«Nous allons augmenter, progressivement jusqu’en décembre, la capacité de production de Tamiflu à 33 millions de traitements par mois, soit 400 millions par année», a annoncé, lundi à Bâle, William Burns, responsable de la division pharmaceutique de Roche. Le groupe bâlois, en contact étroit avec l’OMS et des dizaines de gouvernements, s’est dit prêt à répondre à la demande de l’antigrippal Tamiflu, en forte hausse depuis le printemps dernier. Le groupe bâlois se rappelle au bon souvenir de la communauté politique et scientifique, au moment où son concurrent Novartis annonce les premiers tests concluants de son vaccin contre le virus H1N1 dont les premiers lots devraient être disponibles le mois prochain.

«Tamiflu est principalement utilisé comme moyen de traitement, mais il a aussi démontré son efficacité à titre prophylactique», rappelle David Reddy, directeur du groupe d’action «pandémie» chez Roche. Mais quels seraient les effets secondaires de la combinaison des deux traitements? «Nous n’effectuons pas d’essais cliniques avec ces deux produits combinés et n’envisageons pas de le faire. De toute manière il s’agit de deux méthodes différentes, et non comparables, de s’attaquer à la grippe H1N1», explique Catherine Steele, adjointe de David Reddy.

Stocks prolongés

Les stocks de Tamiflu constitués dès 2004 pour la prévention de la grippe aviaire (H5N1) sont-ils encore efficaces aujourd’hui contre le virus H1N1, se sont inquiétés les gouvernements qui avaient passé commande? Le médicament était en effet censé rester efficace durant cinq ans, ce qui amène son délai de péremption à 2009 ou 2010. Roche a rappelé hier que ce délai avait été récemment porté à sept ans sur la base de nouvelles études de conservation du médicament. Le groupe bâlois ne sera donc pas obligé, ce qui aurait été techniquement très difficile, de renouveler en quelques mois tous les stocks déjà livrés.

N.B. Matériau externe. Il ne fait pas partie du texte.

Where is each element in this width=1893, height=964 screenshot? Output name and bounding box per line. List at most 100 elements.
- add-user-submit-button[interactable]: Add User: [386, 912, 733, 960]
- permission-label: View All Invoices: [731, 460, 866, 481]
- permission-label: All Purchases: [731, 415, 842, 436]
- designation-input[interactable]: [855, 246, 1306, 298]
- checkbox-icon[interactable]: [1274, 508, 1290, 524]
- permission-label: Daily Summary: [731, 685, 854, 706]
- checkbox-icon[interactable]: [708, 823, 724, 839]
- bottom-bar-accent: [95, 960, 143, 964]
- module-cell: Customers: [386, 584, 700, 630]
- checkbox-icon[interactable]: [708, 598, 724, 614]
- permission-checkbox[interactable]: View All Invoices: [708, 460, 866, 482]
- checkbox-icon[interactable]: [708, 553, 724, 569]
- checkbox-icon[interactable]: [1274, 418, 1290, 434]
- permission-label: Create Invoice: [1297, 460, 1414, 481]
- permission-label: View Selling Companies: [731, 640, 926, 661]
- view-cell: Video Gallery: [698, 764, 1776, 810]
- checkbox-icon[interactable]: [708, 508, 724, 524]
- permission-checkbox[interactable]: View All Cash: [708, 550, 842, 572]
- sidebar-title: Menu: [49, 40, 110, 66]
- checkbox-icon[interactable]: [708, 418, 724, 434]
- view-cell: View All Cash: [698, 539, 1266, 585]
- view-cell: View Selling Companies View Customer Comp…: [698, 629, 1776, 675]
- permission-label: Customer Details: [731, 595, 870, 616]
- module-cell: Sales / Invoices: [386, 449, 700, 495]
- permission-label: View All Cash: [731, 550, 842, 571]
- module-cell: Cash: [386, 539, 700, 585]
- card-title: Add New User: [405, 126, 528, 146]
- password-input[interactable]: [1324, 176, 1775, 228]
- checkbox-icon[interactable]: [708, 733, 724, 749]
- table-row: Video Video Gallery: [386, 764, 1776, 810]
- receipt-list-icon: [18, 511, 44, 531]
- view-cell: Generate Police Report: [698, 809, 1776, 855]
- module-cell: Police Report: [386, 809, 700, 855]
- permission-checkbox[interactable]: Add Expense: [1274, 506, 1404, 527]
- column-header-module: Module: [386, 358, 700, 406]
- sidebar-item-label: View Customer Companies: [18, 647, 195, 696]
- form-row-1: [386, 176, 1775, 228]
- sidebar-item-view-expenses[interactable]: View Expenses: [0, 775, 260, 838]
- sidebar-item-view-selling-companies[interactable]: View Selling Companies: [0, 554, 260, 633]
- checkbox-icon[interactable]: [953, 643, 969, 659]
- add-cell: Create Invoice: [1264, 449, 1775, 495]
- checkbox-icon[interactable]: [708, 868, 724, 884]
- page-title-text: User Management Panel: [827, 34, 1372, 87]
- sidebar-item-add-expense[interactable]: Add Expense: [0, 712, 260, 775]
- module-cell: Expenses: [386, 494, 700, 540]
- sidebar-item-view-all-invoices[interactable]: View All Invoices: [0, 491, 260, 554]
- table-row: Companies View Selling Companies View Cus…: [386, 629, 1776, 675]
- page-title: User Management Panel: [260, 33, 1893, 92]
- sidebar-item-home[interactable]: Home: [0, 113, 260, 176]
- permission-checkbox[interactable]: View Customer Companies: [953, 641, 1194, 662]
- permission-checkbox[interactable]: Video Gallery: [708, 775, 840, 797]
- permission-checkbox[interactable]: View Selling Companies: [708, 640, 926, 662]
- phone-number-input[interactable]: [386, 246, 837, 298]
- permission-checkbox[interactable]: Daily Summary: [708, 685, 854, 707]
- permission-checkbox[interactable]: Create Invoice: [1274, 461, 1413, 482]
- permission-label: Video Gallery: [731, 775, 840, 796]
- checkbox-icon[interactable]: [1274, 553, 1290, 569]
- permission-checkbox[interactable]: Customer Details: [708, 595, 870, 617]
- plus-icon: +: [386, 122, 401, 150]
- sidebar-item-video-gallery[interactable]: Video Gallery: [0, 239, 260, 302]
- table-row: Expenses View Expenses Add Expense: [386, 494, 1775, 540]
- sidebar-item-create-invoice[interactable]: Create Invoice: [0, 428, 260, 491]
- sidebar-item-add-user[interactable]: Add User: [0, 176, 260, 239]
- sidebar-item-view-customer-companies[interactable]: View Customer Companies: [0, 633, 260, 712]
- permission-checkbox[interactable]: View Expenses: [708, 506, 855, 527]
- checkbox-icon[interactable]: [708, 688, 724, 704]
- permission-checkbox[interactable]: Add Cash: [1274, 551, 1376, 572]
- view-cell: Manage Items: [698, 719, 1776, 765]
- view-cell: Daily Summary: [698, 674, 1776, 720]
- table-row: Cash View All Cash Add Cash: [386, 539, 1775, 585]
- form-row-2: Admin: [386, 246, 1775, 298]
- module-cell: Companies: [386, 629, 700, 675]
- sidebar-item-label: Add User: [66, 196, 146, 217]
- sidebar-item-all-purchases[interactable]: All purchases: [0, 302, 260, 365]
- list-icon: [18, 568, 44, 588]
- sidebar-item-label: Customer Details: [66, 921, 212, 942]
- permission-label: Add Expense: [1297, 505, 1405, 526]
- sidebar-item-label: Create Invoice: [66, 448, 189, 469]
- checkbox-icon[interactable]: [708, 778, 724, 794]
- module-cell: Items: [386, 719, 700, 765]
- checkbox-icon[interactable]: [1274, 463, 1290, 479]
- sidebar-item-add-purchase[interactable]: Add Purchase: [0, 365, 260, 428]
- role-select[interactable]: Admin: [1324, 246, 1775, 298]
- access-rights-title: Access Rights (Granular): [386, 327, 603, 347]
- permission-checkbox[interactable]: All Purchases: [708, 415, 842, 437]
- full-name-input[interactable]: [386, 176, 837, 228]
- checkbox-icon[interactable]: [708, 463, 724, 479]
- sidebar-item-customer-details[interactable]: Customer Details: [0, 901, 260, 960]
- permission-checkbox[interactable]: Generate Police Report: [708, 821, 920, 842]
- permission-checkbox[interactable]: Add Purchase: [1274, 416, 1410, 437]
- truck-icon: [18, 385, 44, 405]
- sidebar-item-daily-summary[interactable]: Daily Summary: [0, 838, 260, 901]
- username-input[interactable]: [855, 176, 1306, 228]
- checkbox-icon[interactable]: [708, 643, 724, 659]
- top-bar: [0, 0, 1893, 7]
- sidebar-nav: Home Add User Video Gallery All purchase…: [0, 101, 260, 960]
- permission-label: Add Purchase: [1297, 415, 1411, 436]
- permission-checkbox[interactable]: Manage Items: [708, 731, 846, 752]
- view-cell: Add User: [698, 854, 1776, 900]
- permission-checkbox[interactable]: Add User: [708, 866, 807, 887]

270 millions de traitements ont été fournis à 96 gouvernements, et 60 millions de patients, toutes grippes confondues, ont déjà été traités par ce médicament. Roche avait déjà livré gratuitement 5 millions de traitement à l’OMS pour lui permettre d’agir rapidement en cas de pandémie de grippe aviaire. Une nouvelle donation de 5 millions de traitements sera prochainement effectuée pour lutter contre le virus H1N1. Ces stocks sont principalement destinés aux pays les plus pauvres.

Un quart de la population mondiale est couvert par les réserves d’antiviraux. Mais ce chiffre cache de grandes différences selon les pays. La Grande-Bretagne couvre ainsi 80% de sa population, la Suisse un peu plus de 40%, alors que ce taux varie entre 30 et 50% dans la majorité des pays développés. Reste que la plupart des pays ne disposent pas de stocks dignes de ce nom, puisque seuls 36 pays offrent un taux de couverture de 10% ou plus de leurs habitants.

Manque de lits

Anand Kumar, médecin à Winnipeg, au Canada, met le doigt sur un autre problème: le manque de lits en soins intensifs et d’appareils respiratoires dans de nombreux hôpitaux pour faire face à une brusque augmentation des cas graves. «En tant que médecin je me suis soudain retrouvé avec un doublement des cas d’hospitalisation en une semaine. Et l’analyse de la situation mexicaine a démontré que le système hospitalier était à la limite de la rupture».